Greg Linden, of Geeking with Greg fame, was interviewed on Mix about his work in search personalization, recommendation engines and cloud computing. Most of the interview is only sort of interesting, but what really perked my ears up was Greg's observation that anyone scaling a software environment to thousands or tens of thousands of servers will likely continue to run their own data centers, if only because they will want to tweak the hardware to meet their specific needs.
Initially, I thought of this as just another example of a class of data center that will not be quickly (if ever) moved to a third party capacity vendor. Based on examples like Kevin Burton's fine tuning of Spinn3r's infrastructure using Solid State Drives (SSD) instead of RAID and traditional disks, it even seems like there would be many such applications. Ta da! It is proven that there will always be private data centers!

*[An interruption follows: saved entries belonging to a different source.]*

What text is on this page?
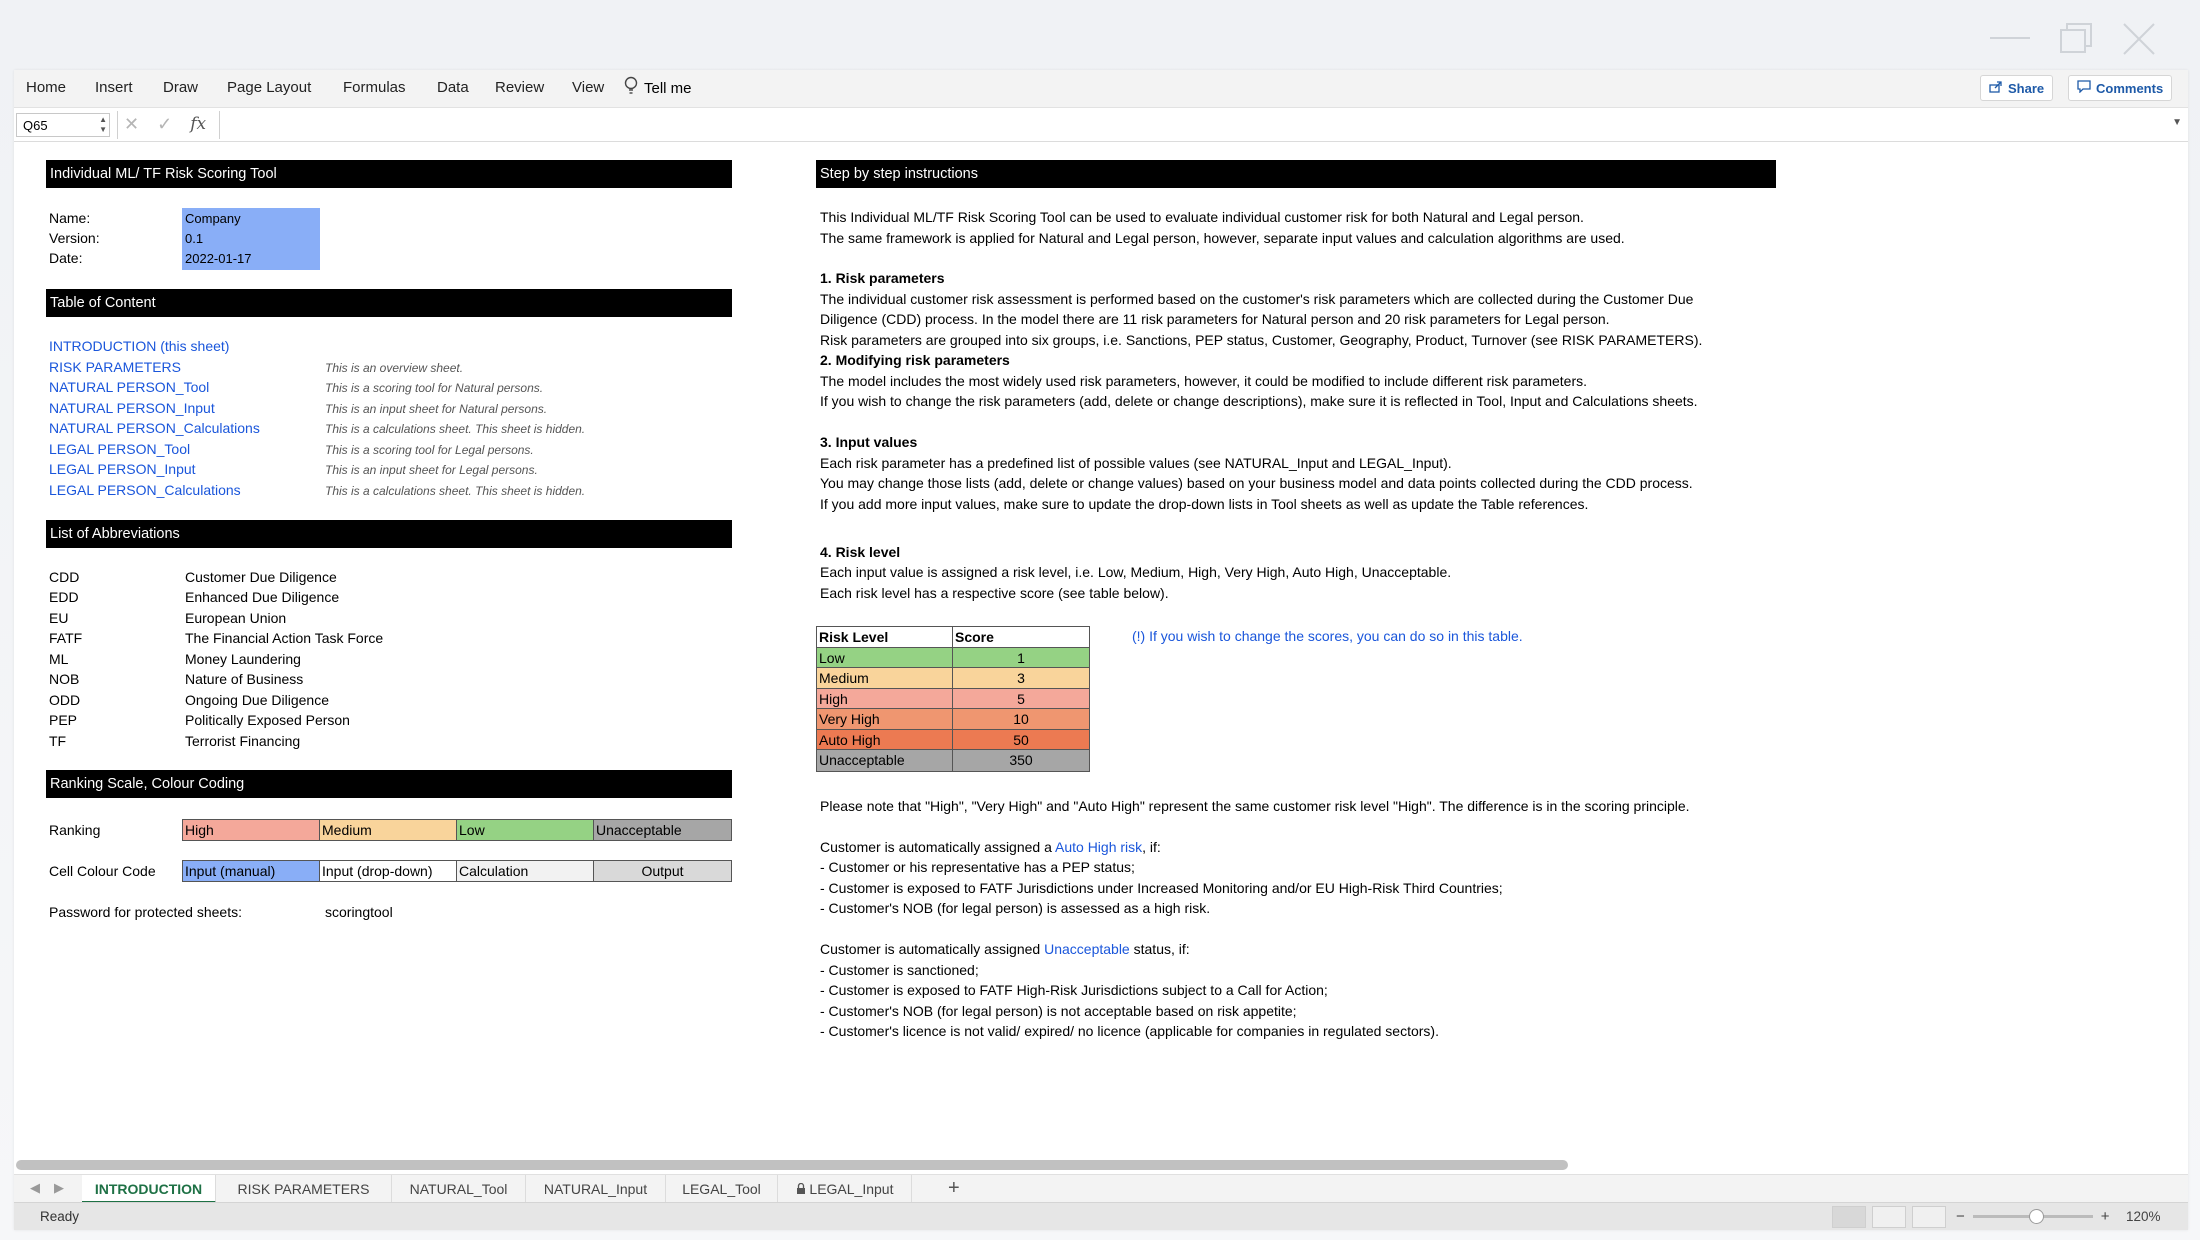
Home Insert Draw Page Layout Formulas Data Review View	Tell me	Share	Comments
Q65	▲
▼ ✕ ✓ fx	▼
Individual ML/ TF Risk Scoring Tool
Name:	Company
Version:	0.1
Date:	2022-01-17
Table of Content
INTRODUCTION (this sheet)
RISK PARAMETERS	This is an overview sheet.
NATURAL PERSON_Tool	This is a scoring tool for Natural persons.
NATURAL PERSON_Input	This is an input sheet for Natural persons.
NATURAL PERSON_Calculations	This is a calculations sheet. This sheet is hidden.
LEGAL PERSON_Tool	This is a scoring tool for Legal persons.
LEGAL PERSON_Input	This is an input sheet for Legal persons.
LEGAL PERSON_Calculations	This is a calculations sheet. This sheet is hidden.
List of Abbreviations
CDD	Customer Due Diligence
EDD	Enhanced Due Diligence
EU	European Union
FATF	The Financial Action Task Force
ML	Money Laundering
NOB	Nature of Business
ODD	Ongoing Due Diligence
PEP	Politically Exposed Person
TF	Terrorist Financing
Ranking Scale, Colour Coding
Ranking	High	Medium	Low	Unacceptable
Cell Colour Code Input (manual)	Input (drop-down)	Calculation	Output
Password for protected sheets:	scoringtool
Step by step instructions
This Individual ML/TF Risk Scoring Tool can be used to evaluate individual customer risk for both Natural and Legal person.
The same framework is applied for Natural and Legal person, however, separate input values and calculation algorithms are used.
1. Risk parameters
The individual customer risk assessment is performed based on the customer's risk parameters which are collected during the Customer Due
Diligence (CDD) process. In the model there are 11 risk parameters for Natural person and 20 risk parameters for Legal person.
Risk parameters are grouped into six groups, i.e. Sanctions, PEP status, Customer, Geography, Product, Turnover (see RISK PARAMETERS).
2. Modifying risk parameters
The model includes the most widely used risk parameters, however, it could be modified to include different risk parameters.
If you wish to change the risk parameters (add, delete or change descriptions), make sure it is reflected in Tool, Input and Calculations sheets.
3. Input values
Each risk parameter has a predefined list of possible values (see NATURAL_Input and LEGAL_Input).
You may change those lists (add, delete or change values) based on your business model and data points collected during the CDD process.
If you add more input values, make sure to update the drop-down lists in Tool sheets as well as update the Table references.
4. Risk level
Each input value is assigned a risk level, i.e. Low, Medium, High, Very High, Auto High, Unacceptable.
Each risk level has a respective score (see table below).
Risk Level	Score
Low	1
Medium	3
High	5
Very High	10
Auto High	50
Unacceptable	350
(!) If you wish to change the scores, you can do so in this table.
Please note that "High", "Very High" and "Auto High" represent the same customer risk level "High". The difference is in the scoring principle.
Customer is automatically assigned a Auto High risk, if:
- Customer or his representative has a PEP status;
- Customer is exposed to FATF Jurisdictions under Increased Monitoring and/or EU High-Risk Third Countries;
- Customer's NOB (for legal person) is assessed as a high risk.
Customer is automatically assigned Unacceptable status, if:
- Customer is sanctioned;
- Customer is exposed to FATF High-Risk Jurisdictions subject to a Call for Action;
- Customer's NOB (for legal person) is not acceptable based on risk appetite;
- Customer's licence is not valid/ expired/ no licence (applicable for companies in regulated sectors).
◀ ▶	INTRODUCTION	RISK PARAMETERS	NATURAL_Tool	NATURAL_Input	LEGAL_Tool	LEGAL_Input	+
Ready	−	+ 120%
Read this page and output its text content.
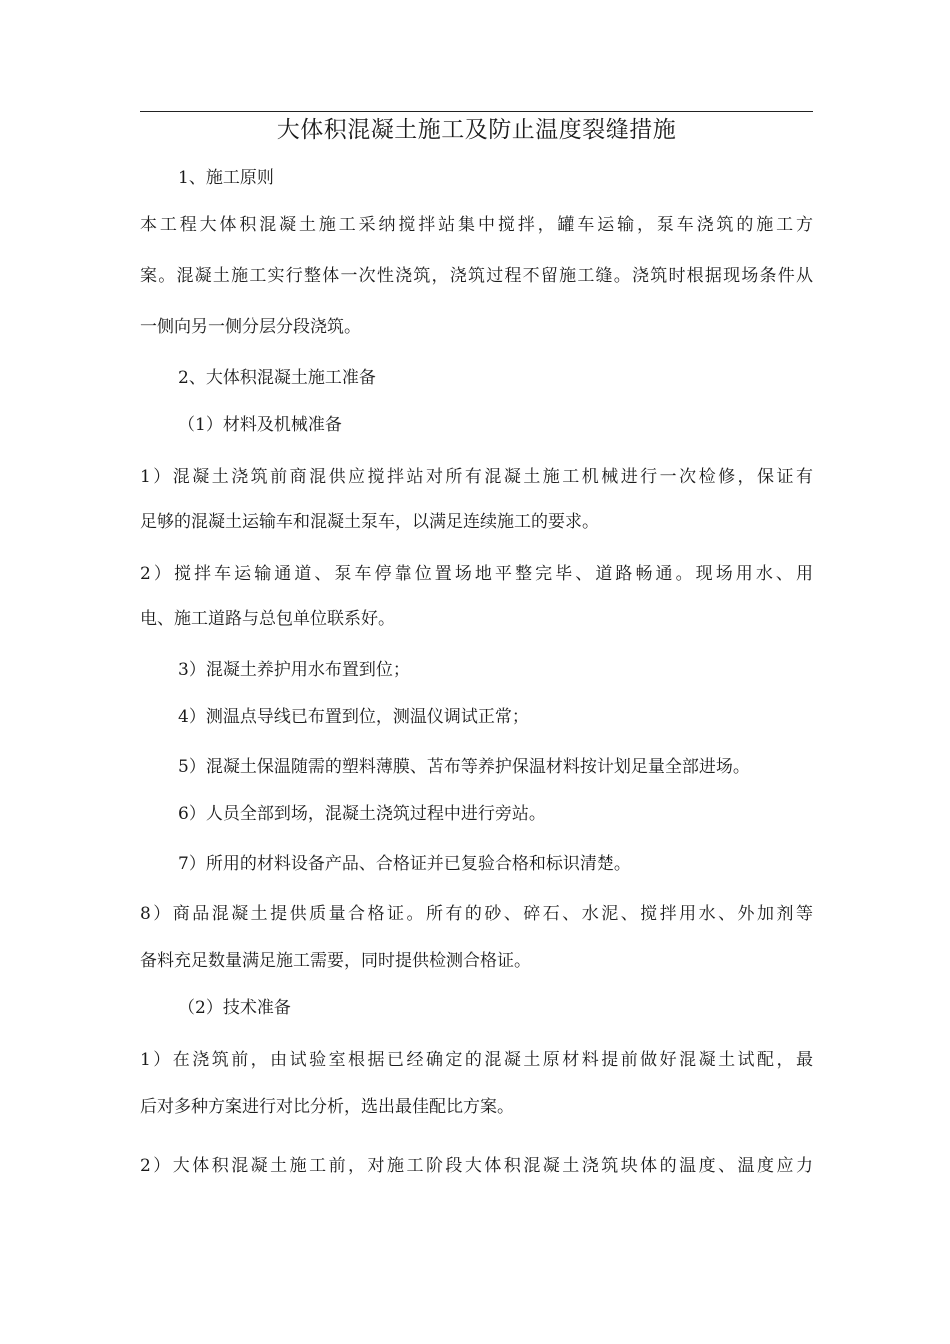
大体积混凝土施工及防止温度裂缝措施
1、施工原则
本工程大体积混凝土施工采纳搅拌站集中搅拌，罐车运输，泵车浇筑的施工方
案。混凝土施工实行整体一次性浇筑，浇筑过程不留施工缝。浇筑时根据现场条件从
一侧向另一侧分层分段浇筑。
2、大体积混凝土施工准备
（1）材料及机械准备
1）混凝土浇筑前商混供应搅拌站对所有混凝土施工机械进行一次检修，保证有
足够的混凝土运输车和混凝土泵车，以满足连续施工的要求。
2）搅拌车运输通道、泵车停靠位置场地平整完毕、道路畅通。现场用水、用
电、施工道路与总包单位联系好。
3）混凝土养护用水布置到位；
4）测温点导线已布置到位，测温仪调试正常；
5）混凝土保温随需的塑料薄膜、苫布等养护保温材料按计划足量全部进场。
6）人员全部到场，混凝土浇筑过程中进行旁站。
7）所用的材料设备产品、合格证并已复验合格和标识清楚。
8）商品混凝土提供质量合格证。所有的砂、碎石、水泥、搅拌用水、外加剂等
备料充足数量满足施工需要，同时提供检测合格证。
（2）技术准备
1）在浇筑前，由试验室根据已经确定的混凝土原材料提前做好混凝土试配，最
后对多种方案进行对比分析，选出最佳配比方案。
2）大体积混凝土施工前，对施工阶段大体积混凝土浇筑块体的温度、温度应力
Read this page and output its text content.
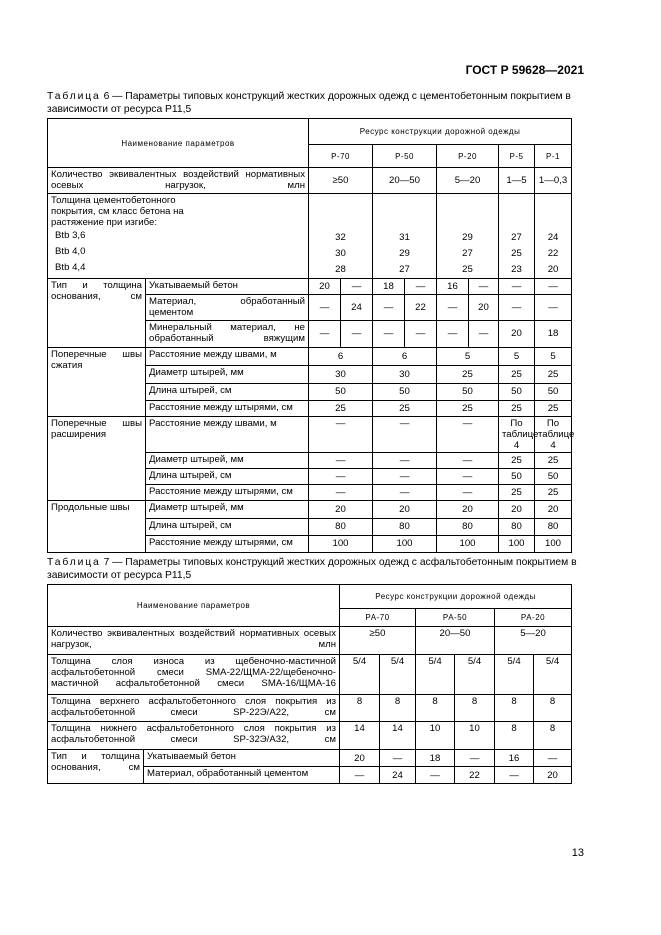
ГОСТ Р 59628—2021
Таблица 6 — Параметры типовых конструкций жестких дорожных одежд с цементобетонным покрытием в зависимости от ресурса Р11,5
Наименование параметров		Ресурс конструкции дорожной одежды							
		Р-70		Р-50		Р-20		Р-5	Р-1
Количество эквивалентных воздействий нормативных осевых нагрузок, млн		≥50		20—50		5—20		1—5	1—0,3
Толщина цементобетонного покрытия, см класс бетона на растяжение при изгибе:									
Btb 3,6		32		31		29		27	24
Btb 4,0		30		29		27		25	22
Btb 4,4		28		27		25		23	20
Тип и толщина основания, см	Укатываемый бетон	20	—	18	—	16	—	—	—
	Материал, обработанный цементом	—	24	—	22	—	20	—	—
	Минеральный материал, не обработанный вяжущим	—	—	—	—	—	—	20	18
Поперечные швы сжатия	Расстояние между швами, м	6		6		5		5	5
	Диаметр штырей, мм	30		30		25		25	25
	Длина штырей, см	50		50		50		50	50
	Расстояние между штырями, см	25		25		25		25	25
Поперечные швы расширения	Расстояние между швами, м	—		—		—		По таблице 4	По таблице 4
	Диаметр штырей, мм	—		—		—		25	25
	Длина штырей, см	—		—		—		50	50
	Расстояние между штырями, см	—		—		—		25	25
Продольные швы	Диаметр штырей, мм	20		20		20		20	20
	Длина штырей, см	80		80		80		80	80
	Расстояние между штырями, см	100		100		100		100	100
Таблица 7 — Параметры типовых конструкций жестких дорожных одежд с асфальтобетонным покрытием в зависимости от ресурса Р11,5
Наименование параметров		Ресурс конструкции дорожной одежды					
		РА-70		РА-50		РА-20	
Количество эквивалентных воздействий нормативных осевых нагрузок, млн		≥50		20—50		5—20	
Толщина слоя износа из щебеночно-мастичной асфальтобетонной смеси SMA-22/ЩМА-22/щебеночно-мастичной асфальтобетонной смеси SMA-16/ЩМА-16		5/4	5/4	5/4	5/4	5/4	5/4
Толщина верхнего асфальтобетонного слоя покрытия из асфальтобетонной смеси SP-22Э/А22, см		8	8	8	8	8	8
Толщина нижнего асфальтобетонного слоя покрытия из асфальтобетонной смеси SP-32Э/А32, см		14	14	10	10	8	8
Тип и толщина основания, см	Укатываемый бетон	20	—	18	—	16	—
	Материал, обработанный цементом	—	24	—	22	—	20
13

Yet, the more I think about it, I wonder if I wouldn't pay Google's staff to run my Map/Reduce infrastructure, even if it used tens of thousands of servers. I mean, where is the economic boundary between when it is cheaper to purchase your computing from clouds that already have your needed expertise versus hiring staff with specialized skills to meet those same needs?
Alternatively, is this kind of thing a business opportunity for a "boutique" cloud vendor? "Come to Bob's MapReduce Heaven. We'll keep your Hadoop systems running for $99.95, or my name isn't Bob Smith!"
I'll just leave it at that. I'm tired tonight, and coherence has left the building.